So we're looking for the coefficients $\beta_0, \beta_1$ such that we minimize $\sum_{i=1}^n\epsilon_i^2$ in $$Y_i = \beta_0 + \beta_1X_i + \epsilon_i$$ Meaning, $\beta_0$ and $\beta_1$ such that $$\sum_{i=1}^n\epsilon_i^2 = \sum_{i=1}^n\big(Y_i - \beta_0 - \beta_1X_i \big)^2$$ is minimal.
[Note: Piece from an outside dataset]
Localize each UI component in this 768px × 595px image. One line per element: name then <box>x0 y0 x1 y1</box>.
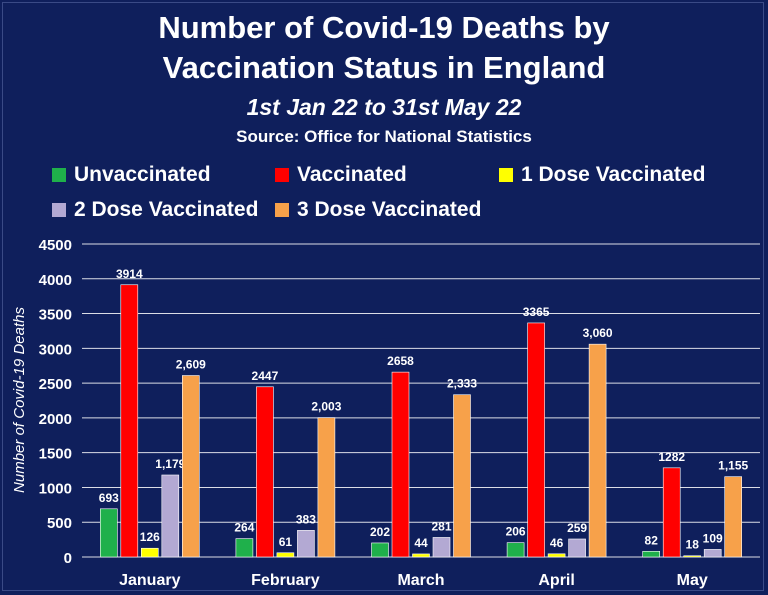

We do that by solving a system of equations that we get by equating the partial derivatives with zero: $$\frac{d}{d\beta_0}\sum_{i=1}^n\big(Y_i - \beta_0 - \beta_1X_i \big)^2 = 0$$ $$\frac{d}{d\beta_1}\sum_{i=1}^n\big(Y_i - \beta_0 - \beta_1X_i \big)^2 = 0$$ This gives us two equations: $$-2\sum_{i=1}^n\big(Y_i-\beta_1X_i - \beta_0\big) = 0$$ $$-2\sum_{i=1}^nX_i\big(Y_i-\beta_1X_i - \beta_0\big) = 0$$ which further reduce to $$\sum_{i=1}^nY_i - \beta_1\sum_{i=1}^nX_i - n\beta_0 = 0$$ $$\sum_{i=1}^nX_iY_i - \beta_1\sum_{i=1}^nX_i^2 - \beta_0\sum_{i=1}^nX_i = 0$$ And I have managed to solve this system myself and I got the following solution for $\beta_1$:
$$\beta_1 = \frac{\sum_{i=1}^nX_iY_i - n\bar{X_n}\bar{Y_n}}{\sum_{i=1}^nX_i^2 - n\bar{X_n}^2}$$ This solution matches with the solution given in my textbook. However, my textbook also adds one more equality for which it gives no explanation. So the textbook version of the final solution is this: $$\beta_1 = \frac{\sum_{i=1}^nX_iY_i - n\bar{X_n}\bar{Y_n}}{\sum_{i=1}^nX_i^2 - n\bar{X_n}^2} = \frac{\sum_{i=1}^n(X_i-\bar{X_n})(Y_i-\bar{Y_n})}{\sum_{i=1}^n(X_i-\bar{X_n})^2}$$ At first I thought, since they showed no work, it must be very simple to derive the RHS from the LHS. It may be. But I've tried it for a while now and I just can't seem to do it. Tried rewriting the sample means as averages and all kinds of stuff but I either get right back where I started or the expression gets too complicated so I have to start all over again.
Any ideas? Thanks.